El vuelo a la isla de Man a través del mar de Irlanda fue movido pero corto. En el aeropuerto de Ronaldsway, Forrester y Boijer fueron recibidos en la sala de llegadas por el subcomisario de la policía y un sargento uniformado. Forrester sonrió y les estrechó la mano. Los cuatro agentes hicieron las presentaciones. El subcomisario se llamaba Hayden.
Salieron al aparcamiento. Forrester y Boijer se miraron y compartieron una breve y cómplice mirada ante la visión del extraño casco blanco del sargento de Man. Muy diferente a los de la isla principal.

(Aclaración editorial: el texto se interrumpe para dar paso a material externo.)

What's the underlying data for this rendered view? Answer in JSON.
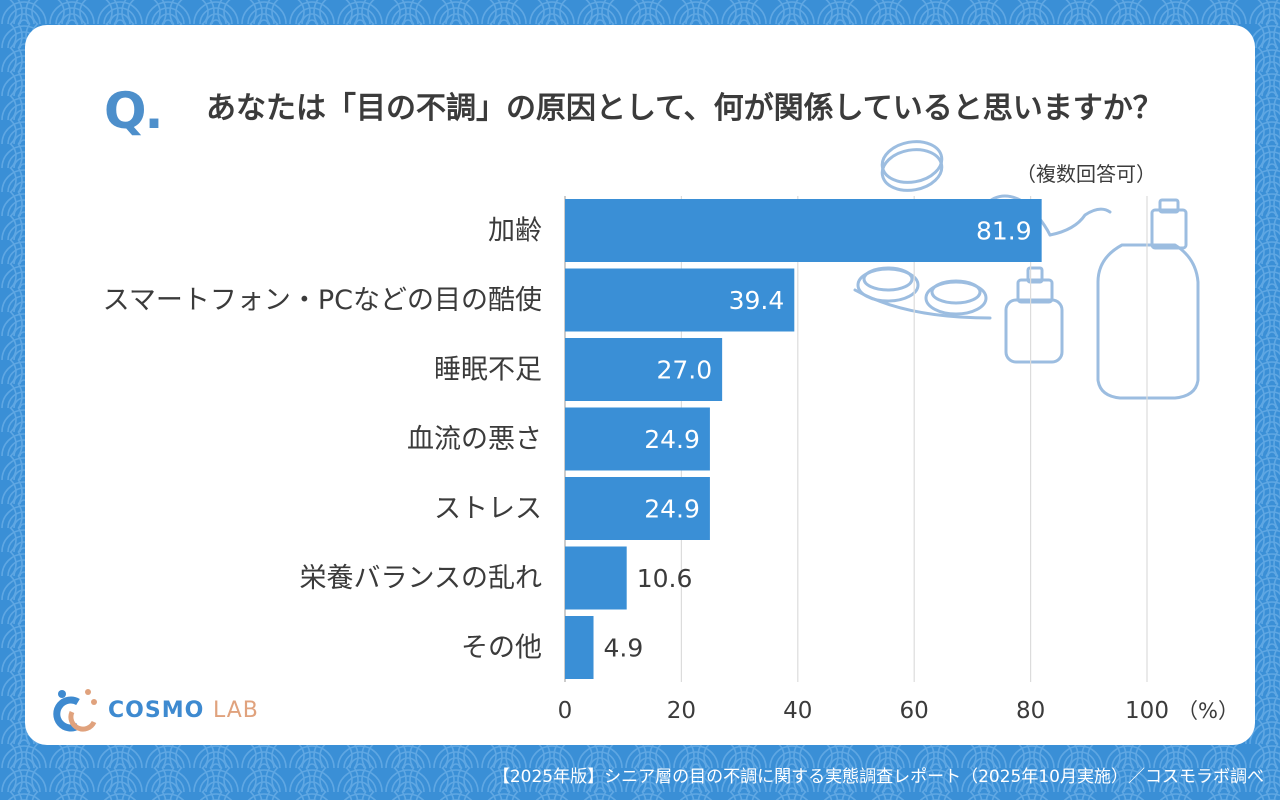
{
  "question": {
    "mark": "Q.",
    "text": "あなたは「目の不調」の原因として、何が関係していると思いますか？",
    "note": "（複数回答可）"
  },
  "chart_data": {
    "type": "bar",
    "orientation": "horizontal",
    "title": "あなたは「目の不調」の原因として、何が関係していると思いますか？",
    "categories": [
      "加齢",
      "スマートフォン・PCなどの目の酷使",
      "睡眠不足",
      "血流の悪さ",
      "ストレス",
      "栄養バランスの乱れ",
      "その他"
    ],
    "values": [
      81.9,
      39.4,
      27.0,
      24.9,
      24.9,
      10.6,
      4.9
    ],
    "value_labels": [
      "81.9",
      "39.4",
      "27.0",
      "24.9",
      "24.9",
      "10.6",
      "4.9"
    ],
    "xlim": [
      0,
      100
    ],
    "xticks": [
      "0",
      "20",
      "40",
      "60",
      "80",
      "100"
    ],
    "xunit": "（%）",
    "grid": true,
    "bar_color": "#3a8fd6"
  },
  "logo": {
    "main": "COSMO",
    "sub": "LAB"
  },
  "footer": "【2025年版】シニア層の目の不調に関する実態調査レポート（2025年10月実施）／コスモラボ調べ"
}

Forrester ya conocía el estatus especial de la isla de Man. Como colonia de la corona, con su propio parlamento, su propia bandera, un legado de antiguas tradiciones vikingas y su propio cuerpo de policía, Man no formaba parte oficialmente del Reino Unido. Habían abolido el castigo de los azotes tan sólo unos años antes. El agente especial de inteligencia de Forrester le había informado al detalle en Londres sobre los protocolos poco usuales que implicaba la visita a la isla.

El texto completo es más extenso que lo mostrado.